La carrera de Fernando de Fuentes

              Fernando de Fuentes Carrasu (1894-1958)

En 1936 realizó la primera comedia ranchera de gran resonancia internacional Allá en el rancho grande

Fernando de Fuentes es considerado por los críticos como el iniciador de varios otros géneros del cine mexicano. Tomas Pérez Turrent lo confirmó diciendo: “no sólo inventa el cine de la Revolución desde el punto de vista de la ficción dramática, invento que por desgracia no será seguido porque la Revolución se transforma en folclore, sino que es el autor de la primera película fantástica del cine sonoro mexicano a saber, El fantasma del convento (1934).

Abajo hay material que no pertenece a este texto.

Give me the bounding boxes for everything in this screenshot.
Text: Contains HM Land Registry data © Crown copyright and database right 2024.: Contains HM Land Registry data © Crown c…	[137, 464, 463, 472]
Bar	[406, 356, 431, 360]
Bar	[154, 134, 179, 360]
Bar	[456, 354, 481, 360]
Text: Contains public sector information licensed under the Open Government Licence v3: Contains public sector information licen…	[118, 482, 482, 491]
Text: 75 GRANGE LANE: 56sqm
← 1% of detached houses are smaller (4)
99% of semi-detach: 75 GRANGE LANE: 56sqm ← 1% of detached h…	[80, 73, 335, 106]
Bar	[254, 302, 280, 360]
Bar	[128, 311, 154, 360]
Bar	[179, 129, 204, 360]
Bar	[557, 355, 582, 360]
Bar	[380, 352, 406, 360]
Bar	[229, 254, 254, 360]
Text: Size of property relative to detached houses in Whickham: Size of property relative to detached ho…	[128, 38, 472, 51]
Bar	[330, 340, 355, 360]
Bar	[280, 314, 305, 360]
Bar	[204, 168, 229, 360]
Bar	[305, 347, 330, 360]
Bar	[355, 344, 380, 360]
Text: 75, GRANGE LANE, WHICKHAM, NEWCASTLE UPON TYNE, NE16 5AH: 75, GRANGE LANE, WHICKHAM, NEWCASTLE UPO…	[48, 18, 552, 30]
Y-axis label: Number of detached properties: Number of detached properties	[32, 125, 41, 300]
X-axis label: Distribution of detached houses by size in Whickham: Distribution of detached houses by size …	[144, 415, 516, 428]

Además Alfaro De la Vega concluyó: “De Fuentes marca con varias películas los inicios de algunos géneros característicos del primer cine sonoro mexicano: el melodrama costumbrista (La calandria, 1933); la cinta de aventuras históricas (El tigre de Yautepec, 1933); la película de capa y espada (Cruz Diablo, 1934); el cine de horror (El fantasma del convento, 1934), o elmelodrama familiar(La familia Dresse, 1935).

“De Fuentes es uno de los primeros en intentar el cine en colores (Así se quiere en Jalisco, 1942), y en explorar las posibilidades de la coproducción (Jalisco canta en Sevilla, 1948).

En 1936 realizó la primera comedia ranchera de gran resonancia internacionalAllá en el rancho grande, película que inició la etapa industrial del cine mexicano. Con ella obtuvo México su primer premio en el Festival de Venecia al obtener Gabriel Figueroa la distinción al mejor fotógrafo”.